MCI prediction of transcript and simulated conversations with turn restrictions.
| Model (Turns) | AUC | F1-Score | Sensitivity | Specificity |
|---|---|---|---|---|
| SVM (T = 5) | 0.493 (0.439–0.547) | 0.169 (0.061–0.275) | 0.12 (0.046–0.193) | 0.860 (0.776–0.950) |
| SVM (T = 10) | 0.550 (0.479–0.620) | 0.275 (0.113–0.428) | 0.200 (0.083–0.319) | 0.900 (0.820–0.970) |
| SVM (T = 20) | 0.624 (0.563–0.685) | 0.405 (0.232–0.578) | 0.360 (0.171–0.548) | 0.888 (0.789–0.989) |
| SVM (T = 30) | 0.633 (0.557–0.707) | 0.424 (0.247–0.601) | 0.320 (0.187–0.458) | 0.944 (0.882–1.0) |
| SVM (T = 35) | 0.714 (0.627–0.801) | 0.576 (0.420–0.732) | 0.440 (0.277–0.602) | 0.968 (0.944–1.0) |
| Supervised DL (T = 5) | 0.497 (0.392–0.603) | 0.104 (0.015–0.182) | 0.111 (0.091–0.129) | 0.880 (0.812–0.980) |
| Supervised DL (T = 10) | 0.527 (0.459–0.594) | 0.278 (0.123–0.433) | 0.200 (0.088–0.316) | 0.933 (0.856–1.0) |
| Supervised DL (T = 20) | 0.673 (0.588–0.758) | 0.399 (0.212–0.583) | 0.320 (0.139–0.500) | 0.945 (0.888 - (1.0) |
| Supervised DL (T = 30) | 0.720 (0.643–0.796) | 0.477 (0.317–0.638) | 0.360 (0.228–0.491) | 0.955 (0.914–0.996) |
| Supervised DL (T = 35) | 0.780 (0.695–0.864) | 0.490 (0.327–0.654) | 0.366 (0.229–0.500) | 0.966 (0.928–1.0) |
| RL (T = 5) | 0.633 (0.535–0.703) | 0.486 (0.288–0.680) | 0.459 (0.280–0.630) | 0.811 (0.661–0.936) |
| RL(T = 35) | 0.859 (0.787–0.952) | 0.808 (0.735–0.883) | 0.818 (0.677–0.958) | 0.911 (0.839–1.0) |
Abbreviations: SVM denotes support vector machines classifier, Supervised DL denotes 2-layer feedforward neural network, and RL denotes reinforcement learning agent.

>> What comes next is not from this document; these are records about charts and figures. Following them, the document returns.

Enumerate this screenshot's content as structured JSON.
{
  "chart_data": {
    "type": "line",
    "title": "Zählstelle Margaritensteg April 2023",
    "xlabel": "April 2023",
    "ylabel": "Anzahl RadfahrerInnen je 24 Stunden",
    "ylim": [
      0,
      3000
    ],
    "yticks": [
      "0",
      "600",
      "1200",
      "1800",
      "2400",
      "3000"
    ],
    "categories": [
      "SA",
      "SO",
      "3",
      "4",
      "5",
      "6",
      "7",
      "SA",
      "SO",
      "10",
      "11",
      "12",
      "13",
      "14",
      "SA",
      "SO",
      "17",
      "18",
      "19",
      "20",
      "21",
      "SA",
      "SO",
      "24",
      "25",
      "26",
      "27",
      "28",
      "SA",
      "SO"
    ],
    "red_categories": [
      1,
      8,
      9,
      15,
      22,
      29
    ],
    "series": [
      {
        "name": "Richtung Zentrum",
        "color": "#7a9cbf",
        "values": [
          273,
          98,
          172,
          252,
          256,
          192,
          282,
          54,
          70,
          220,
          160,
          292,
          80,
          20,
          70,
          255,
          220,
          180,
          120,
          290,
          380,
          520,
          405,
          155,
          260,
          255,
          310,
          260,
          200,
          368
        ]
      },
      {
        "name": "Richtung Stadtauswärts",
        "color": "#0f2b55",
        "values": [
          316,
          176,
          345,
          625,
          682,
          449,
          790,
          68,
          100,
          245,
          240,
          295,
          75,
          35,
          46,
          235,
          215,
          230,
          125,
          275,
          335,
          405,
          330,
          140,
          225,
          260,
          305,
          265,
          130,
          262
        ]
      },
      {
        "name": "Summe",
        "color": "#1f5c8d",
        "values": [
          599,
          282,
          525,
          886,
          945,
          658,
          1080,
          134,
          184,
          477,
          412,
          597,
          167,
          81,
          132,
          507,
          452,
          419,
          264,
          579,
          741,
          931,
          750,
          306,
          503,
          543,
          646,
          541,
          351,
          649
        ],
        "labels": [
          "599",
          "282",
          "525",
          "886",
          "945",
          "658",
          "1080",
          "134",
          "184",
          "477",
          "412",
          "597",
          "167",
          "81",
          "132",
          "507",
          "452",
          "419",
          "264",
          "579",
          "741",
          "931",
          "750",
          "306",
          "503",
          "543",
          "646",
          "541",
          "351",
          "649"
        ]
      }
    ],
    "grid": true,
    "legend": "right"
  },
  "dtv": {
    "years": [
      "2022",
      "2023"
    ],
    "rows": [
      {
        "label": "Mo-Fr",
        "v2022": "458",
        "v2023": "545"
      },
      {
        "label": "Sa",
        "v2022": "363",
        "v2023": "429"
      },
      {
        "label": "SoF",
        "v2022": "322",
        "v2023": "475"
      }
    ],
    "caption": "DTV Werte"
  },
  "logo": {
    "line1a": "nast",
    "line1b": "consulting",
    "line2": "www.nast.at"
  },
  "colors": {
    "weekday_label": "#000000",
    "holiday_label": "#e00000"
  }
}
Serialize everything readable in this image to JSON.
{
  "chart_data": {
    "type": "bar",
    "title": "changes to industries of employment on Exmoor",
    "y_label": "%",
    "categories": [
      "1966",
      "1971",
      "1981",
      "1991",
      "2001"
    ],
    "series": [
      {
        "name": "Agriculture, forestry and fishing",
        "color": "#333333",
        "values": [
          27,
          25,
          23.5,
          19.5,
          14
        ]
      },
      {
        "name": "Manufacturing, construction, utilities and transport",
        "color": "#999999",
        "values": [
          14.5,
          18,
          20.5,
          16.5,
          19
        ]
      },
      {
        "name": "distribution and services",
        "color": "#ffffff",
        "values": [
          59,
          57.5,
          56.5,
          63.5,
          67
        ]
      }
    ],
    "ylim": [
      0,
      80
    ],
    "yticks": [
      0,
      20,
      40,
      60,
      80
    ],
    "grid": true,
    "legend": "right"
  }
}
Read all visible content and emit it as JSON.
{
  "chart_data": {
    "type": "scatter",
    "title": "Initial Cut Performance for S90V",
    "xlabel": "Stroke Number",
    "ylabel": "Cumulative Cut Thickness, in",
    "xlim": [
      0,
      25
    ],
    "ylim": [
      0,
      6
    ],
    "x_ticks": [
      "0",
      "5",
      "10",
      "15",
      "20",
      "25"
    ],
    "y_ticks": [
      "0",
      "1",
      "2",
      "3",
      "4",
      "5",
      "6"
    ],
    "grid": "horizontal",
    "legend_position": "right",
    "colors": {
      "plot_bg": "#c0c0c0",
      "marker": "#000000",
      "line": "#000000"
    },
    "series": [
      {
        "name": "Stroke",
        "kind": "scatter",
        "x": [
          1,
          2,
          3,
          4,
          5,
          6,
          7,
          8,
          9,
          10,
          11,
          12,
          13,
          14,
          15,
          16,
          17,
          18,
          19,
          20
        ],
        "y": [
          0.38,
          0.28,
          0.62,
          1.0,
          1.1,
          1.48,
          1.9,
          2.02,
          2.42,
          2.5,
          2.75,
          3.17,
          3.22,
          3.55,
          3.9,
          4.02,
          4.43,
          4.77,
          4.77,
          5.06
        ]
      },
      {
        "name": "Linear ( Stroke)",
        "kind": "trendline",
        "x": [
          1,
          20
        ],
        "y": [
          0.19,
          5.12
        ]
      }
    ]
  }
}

In all three cases, conversations were cut off at various turn lengths (T), and performance with the classifier was performed to obtain the AUC, F1, sensitivity and specificity scores. Confidence intervals were obtained on 10 randomized shuffle splits for all experiments.
Comparison of AI and interviewer strategies using off-policy evaluation.
| Policy | Avg. Reward/Turn | WIS Score | DR estim./turn | DR Score |
|---|---|---|---|---|
| RL (T = 35) | 11.68 (2.06–21.35) | 408.29 (72.41–744.17) | 13.10 (12.91–13.35) | 458.64 (452.40–464.87) |
| Expert Policy | 2.62 (−7.28–12.51) | 91.71 (−255.12 − 438.68) | 10.82 (10.51–11.14) | 379.07 (367.89–390.25) |
| Advantage | 8.68 (7.16–10.13) | 302.67 (250.78–354.58) | — | — |
Weighted Importance Sampling (WIS) indicates off-policy evaluation of a given policy while sampling trajectories from the original dataset corpus25. For the expert policy, no importance weights are needed, and the cumulative rewards are used over entire conversational episodes. For the AI agent, a cut-off of 35 turns is again used to bound the length of off-policy trajectories. Average reward per turn is used to assess the average expected reward for the agent based on the reward function used to train the RL agent.